In this study, the authors identified rs17713054 as a probable variant. They also determined LZTFL1 as a candidate effector gene in pulmonary epithelial cells, strongly associated with COVID-19 infection at the 3p21.31 locus. They further stated that epithelial-mesenchymal transition (EMT) is the relevant infection response pathway regulated by LZTFL1. Scientists have indicated LZTFL1 is a candidate causal gene that increases the risk of respiratory failure twofold.

This study showed that the risk allele of the single nucleotide polymorphism (SNP), rs17713054 A, enhances transcription by increasing an epithelial–endothelial–fibroblast enhancer which is promoted via the addition of a second CCAAT/enhancer-binding protein beta (CEBPB) motif. Scientists have performed Micro Capture-C (MCC), an advanced analytical method that helped identify LZTFL1 as the only gene to interact with the rs17713054 enhancer significantly. However, this might not be the only causal gene at 3p21.31.

A couple of transcriptome-wide association study (TWAS) analyses identified eleven candidate genes at 3p21.31. However, only two genes, i.e., LZTFL1 and SLC6A20, showed strong 3C contacts with the rs17713054 enhancer and lung expression quantitative trait loci. Scientists found that both LZTFL1 and SLC6A20 genes have higher expression in the presence of the rs17713054 risk allele.
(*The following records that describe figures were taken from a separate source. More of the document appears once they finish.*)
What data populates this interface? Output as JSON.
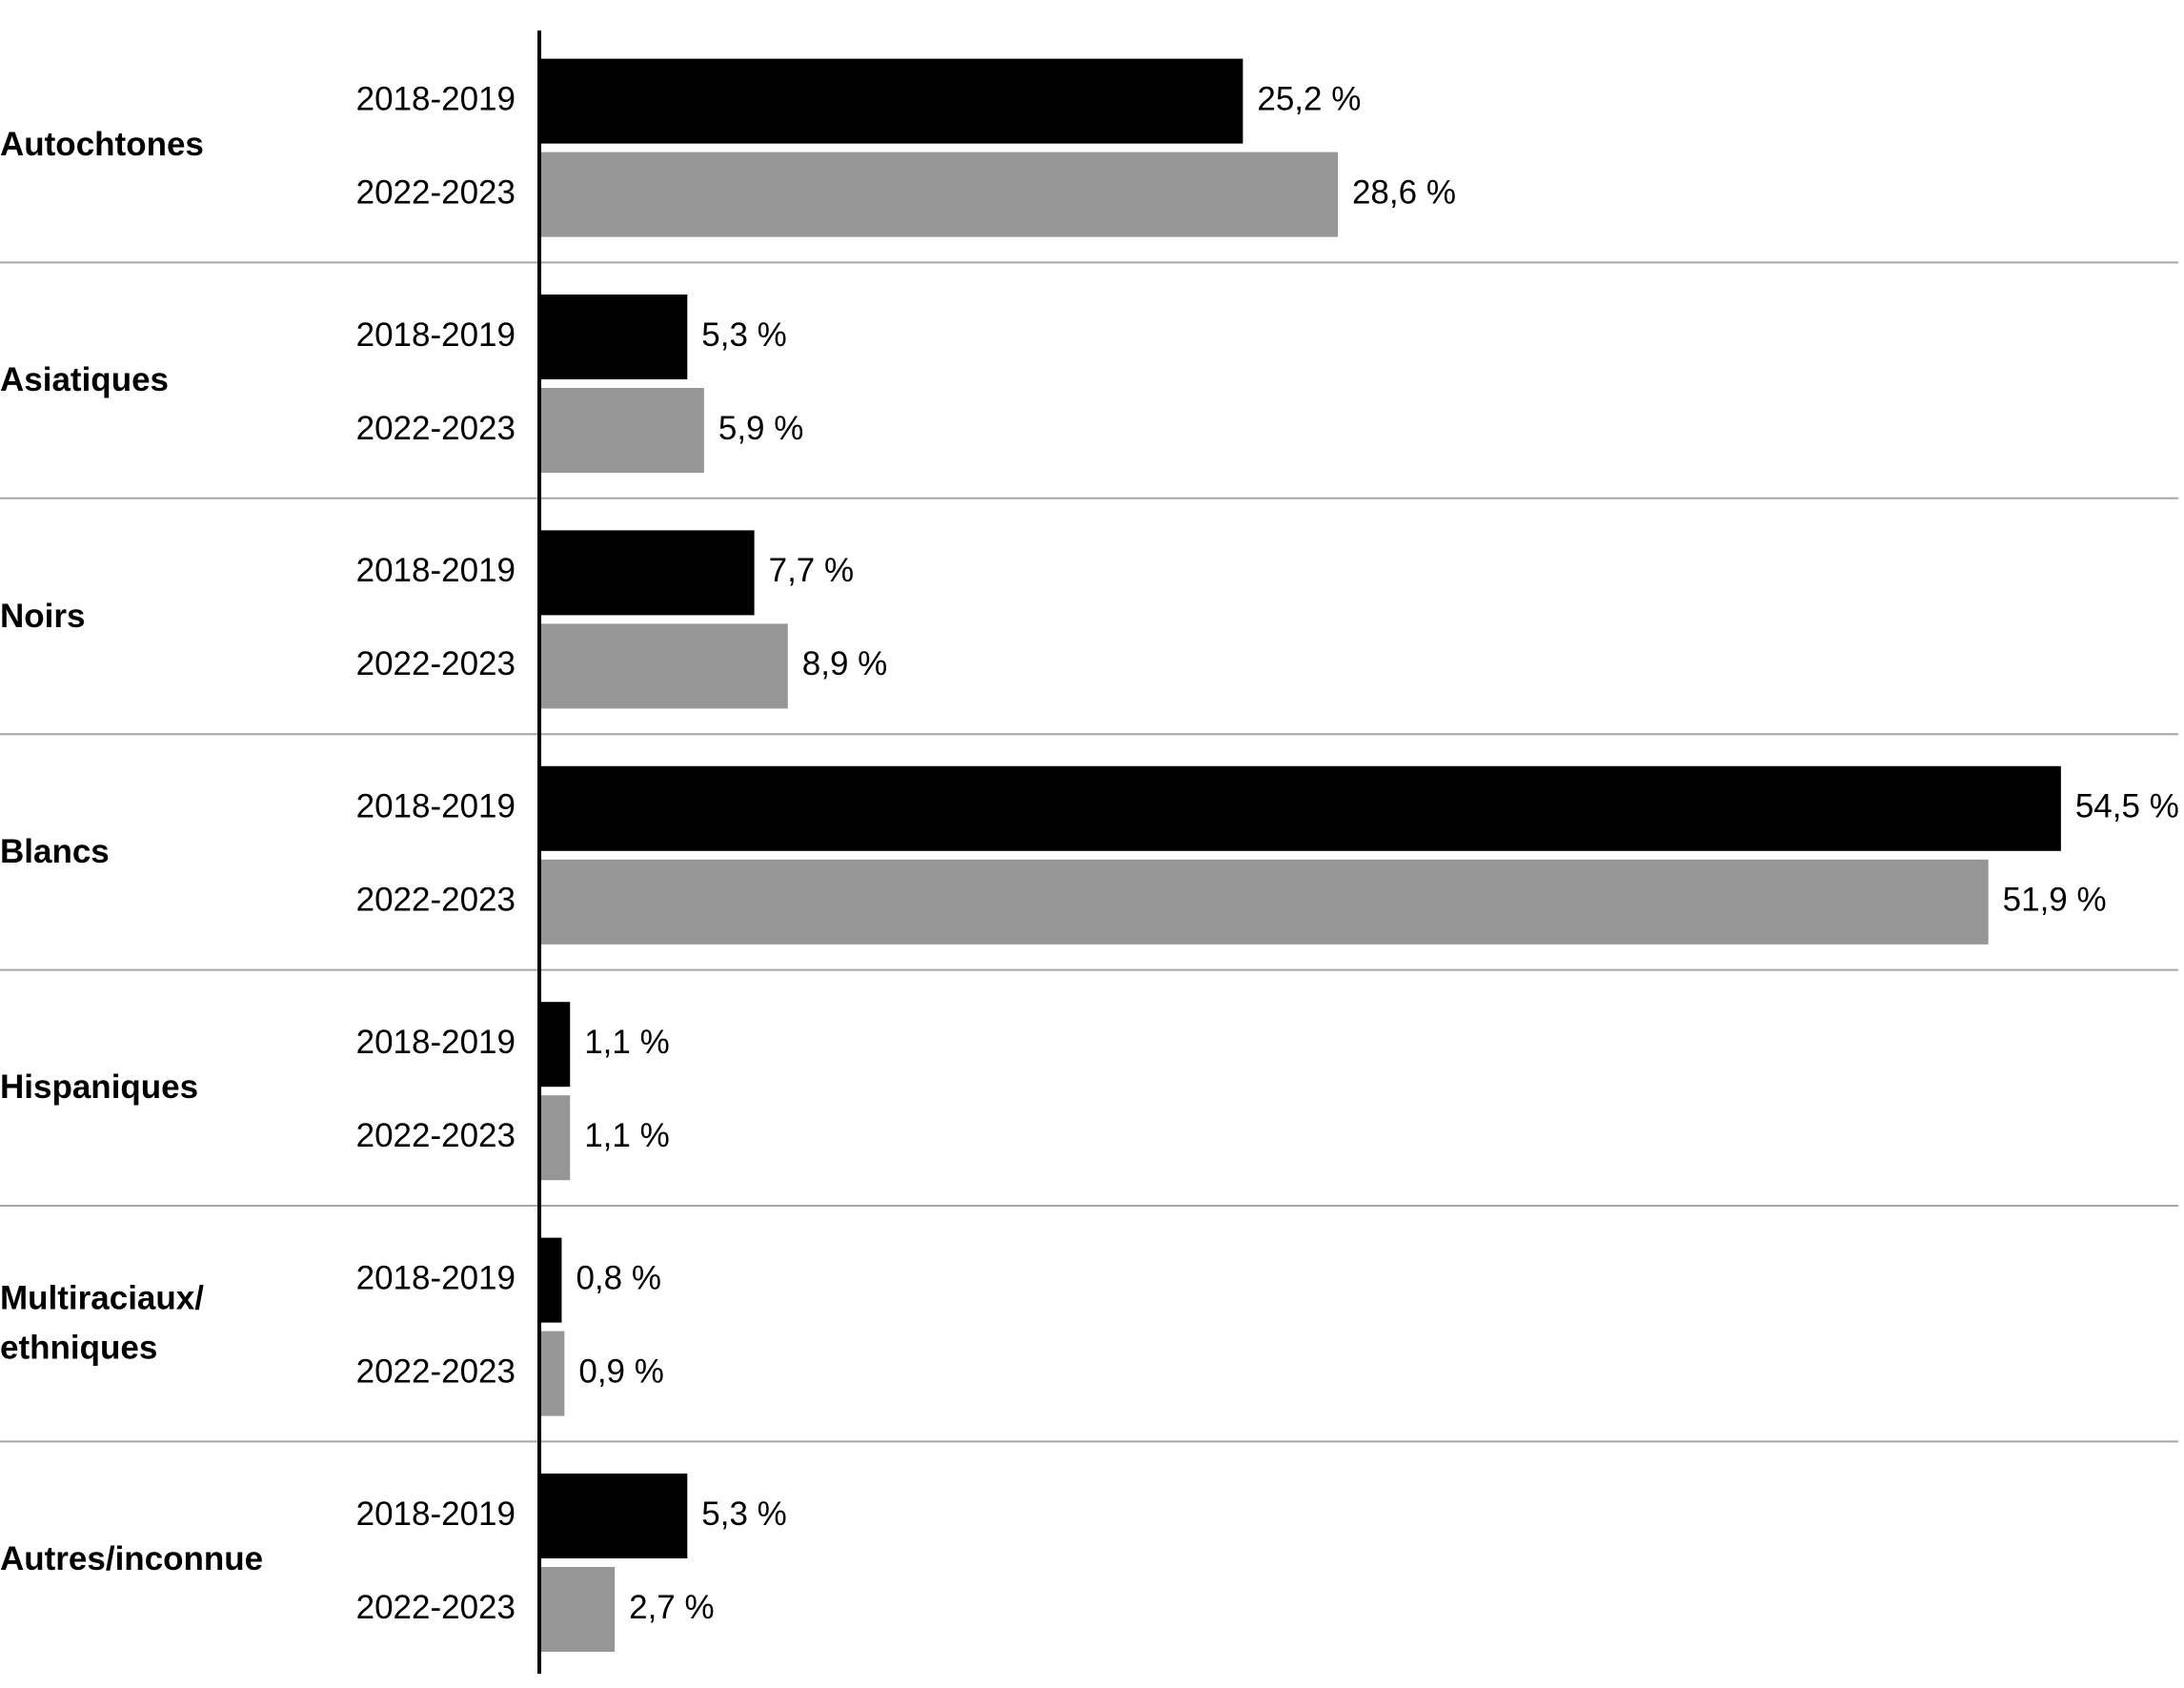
{
  "chart_data": {
    "type": "bar",
    "orientation": "horizontal",
    "categories": [
      "Autochtones",
      "Asiatiques",
      "Noirs",
      "Blancs",
      "Hispaniques",
      "Multiraciaux/ ethniques",
      "Autres/inconnue"
    ],
    "series": [
      {
        "name": "2018-2019",
        "color": "#000000",
        "values": [
          25.2,
          5.3,
          7.7,
          54.5,
          1.1,
          0.8,
          5.3
        ],
        "value_labels": [
          "25,2 %",
          "5,3 %",
          "7,7 %",
          "54,5 %",
          "1,1 %",
          "0,8 %",
          "5,3 %"
        ]
      },
      {
        "name": "2022-2023",
        "color": "#969696",
        "values": [
          28.6,
          5.9,
          8.9,
          51.9,
          1.1,
          0.9,
          2.7
        ],
        "value_labels": [
          "28,6 %",
          "5,9 %",
          "8,9 %",
          "51,9 %",
          "1,1 %",
          "0,9 %",
          "2,7 %"
        ]
      }
    ]
  }
}
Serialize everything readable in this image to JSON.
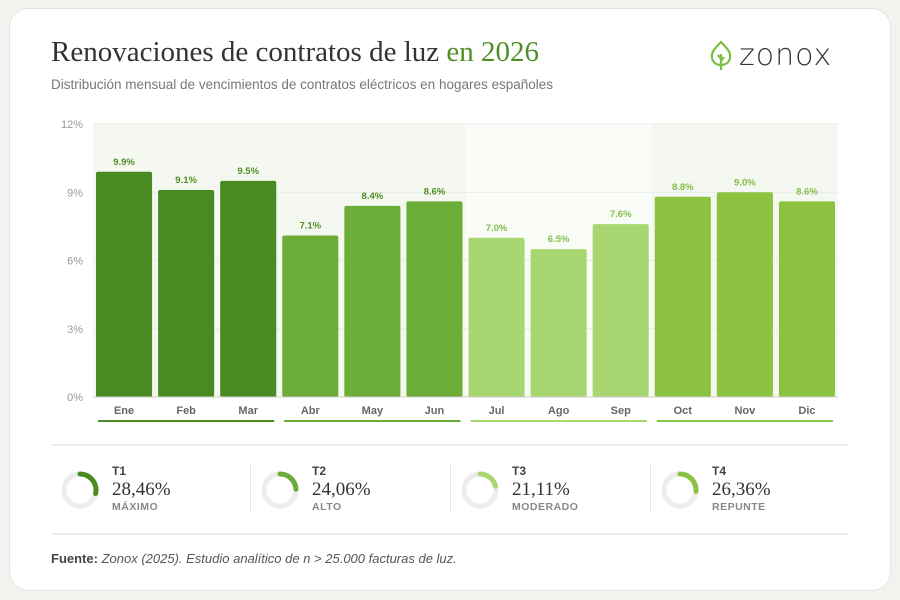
{
  "header": {
    "title": "Renovaciones de contratos de luz",
    "title_highlight": "en 2026",
    "subtitle": "Distribución mensual de vencimientos de contratos eléctricos en hogares españoles",
    "logo": "zonox"
  },
  "colors": {
    "q1": "#4a8a22",
    "q2": "#6cad38",
    "q3": "#a8d670",
    "q4": "#8bc341",
    "label_dark": "#4f8f25",
    "label_light": "#7fbf45"
  },
  "chart_data": {
    "type": "bar",
    "title": "Renovaciones de contratos de luz en 2026",
    "xlabel": "",
    "ylabel": "",
    "ylim": [
      0,
      12
    ],
    "yticks": [
      "0%",
      "3%",
      "6%",
      "9%",
      "12%"
    ],
    "ytick_values": [
      0,
      3,
      6,
      9,
      12
    ],
    "categories": [
      "Ene",
      "Feb",
      "Mar",
      "Abr",
      "May",
      "Jun",
      "Jul",
      "Ago",
      "Sep",
      "Oct",
      "Nov",
      "Dic"
    ],
    "values": [
      9.9,
      9.1,
      9.5,
      7.1,
      8.4,
      8.6,
      7.0,
      6.5,
      7.6,
      8.8,
      9.0,
      8.6
    ],
    "labels": [
      "9.9%",
      "9.1%",
      "9.5%",
      "7.1%",
      "8.4%",
      "8.6%",
      "7.0%",
      "6.5%",
      "7.6%",
      "8.8%",
      "9.0%",
      "8.6%"
    ],
    "quarter": [
      1,
      1,
      1,
      2,
      2,
      2,
      3,
      3,
      3,
      4,
      4,
      4
    ],
    "grid": true
  },
  "quarters": [
    {
      "name": "T1",
      "value": "28,46%",
      "fraction": 0.2846,
      "label": "MÁXIMO"
    },
    {
      "name": "T2",
      "value": "24,06%",
      "fraction": 0.2406,
      "label": "ALTO"
    },
    {
      "name": "T3",
      "value": "21,11%",
      "fraction": 0.2111,
      "label": "MODERADO"
    },
    {
      "name": "T4",
      "value": "26,36%",
      "fraction": 0.2636,
      "label": "REPUNTE"
    }
  ],
  "source": {
    "label": "Fuente:",
    "text": "Zonox (2025). Estudio analítico de n > 25.000 facturas de luz."
  }
}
The biological role of SLC6A20 in SARS-CoV-2 infection is not yet clear. Previous studies have indicated that SLC6A20 is primarily expressed in the kidneys and gastrointestinal tract. It is also linked with Mendelian disease that causes renal calculi because of the failure of the reuptake of glycine in the nephron. LZTFL1 is highly expressed in pulmonary epithelial cells that include ciliated epithelial cells. These cells are the primary cellular target for SARS-CoV-2 infection. An earlier study also showed that the LZTFL1 gene encodes a cytosolic leucine zipper protein connected with the epithelial marker E-cadherin. This protein is associated with the trafficking of numerous signaling molecules.

Conclusion

Researchers have determined 3p21.31 as the COVID-19 risk locus and have also shown that a higher risk of severe infection is associated with increased expression of LZTFL1, a known EMT inhibitor. The authors recommended more studies on the potential role of LZTFL1 and EMT in pulmonary pathogenesis.